Train accidents can cause significant devastation in the lives of victims and their families. Accidents associated with railroad crossings are oftentimes catastrophic and can lead to serious injuries and fatalities. It is important for victims of train accidents and their families to be familiar with the protections available to them when they have been harmed in a train accident.
At the end of 2009, there were 136,041 public at-grade crossings in the United States. Of those crossings, an estimated 42,301 had gates; 22,039 had flashing lights; and 1,196 had highway traffic signals, wigwags and bells. During 2009, there were a total of 1,896 accidents at public highway rail crossings. The railroad accidents resulted in a total of 705 injuries and a total of 247 deaths. Train accidents can occur in a number of situations, including at unguarded railroad crossings.
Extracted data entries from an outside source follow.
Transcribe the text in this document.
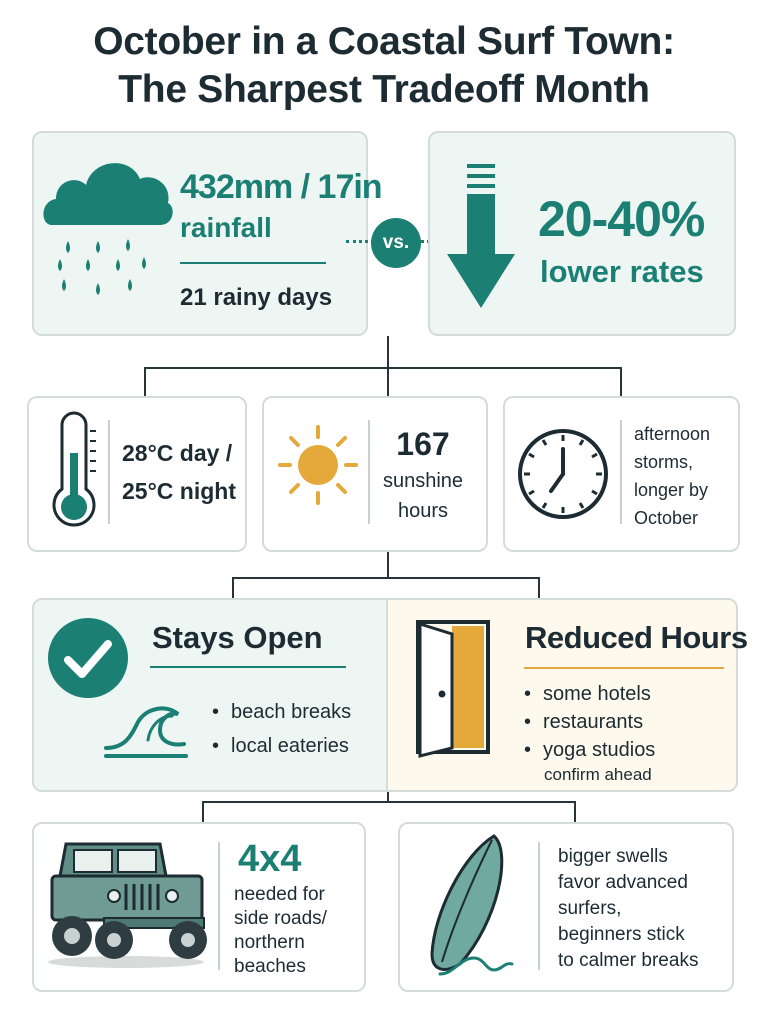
October in a Coastal Surf Town:
The Sharpest Tradeoff Month
432mm / 17in
rainfall
21 rainy days
vs.	20-40%
lower rates
28°C day /
25°C night
167
sunshine
hours
afternoon
storms,
longer by
October
Stays Open
• beach breaks
• local eateries
Reduced Hours
• some hotels
• restaurants
• yoga studios
confirm ahead
4x4
needed for
side roads/
northern
beaches
bigger swells
favor advanced
surfers,
beginners stick
to calmer breaks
Train accident victims and their families may suffer significant damages in the wake of a train accident. Injured victims may endure the difficulties associated with painful injuries and family members of victims killed in a train accident may suffer emotional challenges associated with unexpectedly losing a loved one. Certain legal options are available to injured victims and their loved ones to help them recover damages for their physical, financial and emotional losses.
Injured victims may be able to recover medical expenses, lost wages and pain and suffering damages. Additional damages may be available if the injured victim is so severely injured that they have suffered disability, lost-earning capacity and require future medical care and treatment. Surviving family members of a lost loved one killed in a train accident may be able to recover compensation for pain and suffering in addition to damages for the loss of support and services and other damages depending on the circumstances. Though each circumstance is unique and different, legal options are available to assist victims of train accidents and their families following the devastation of a train accident.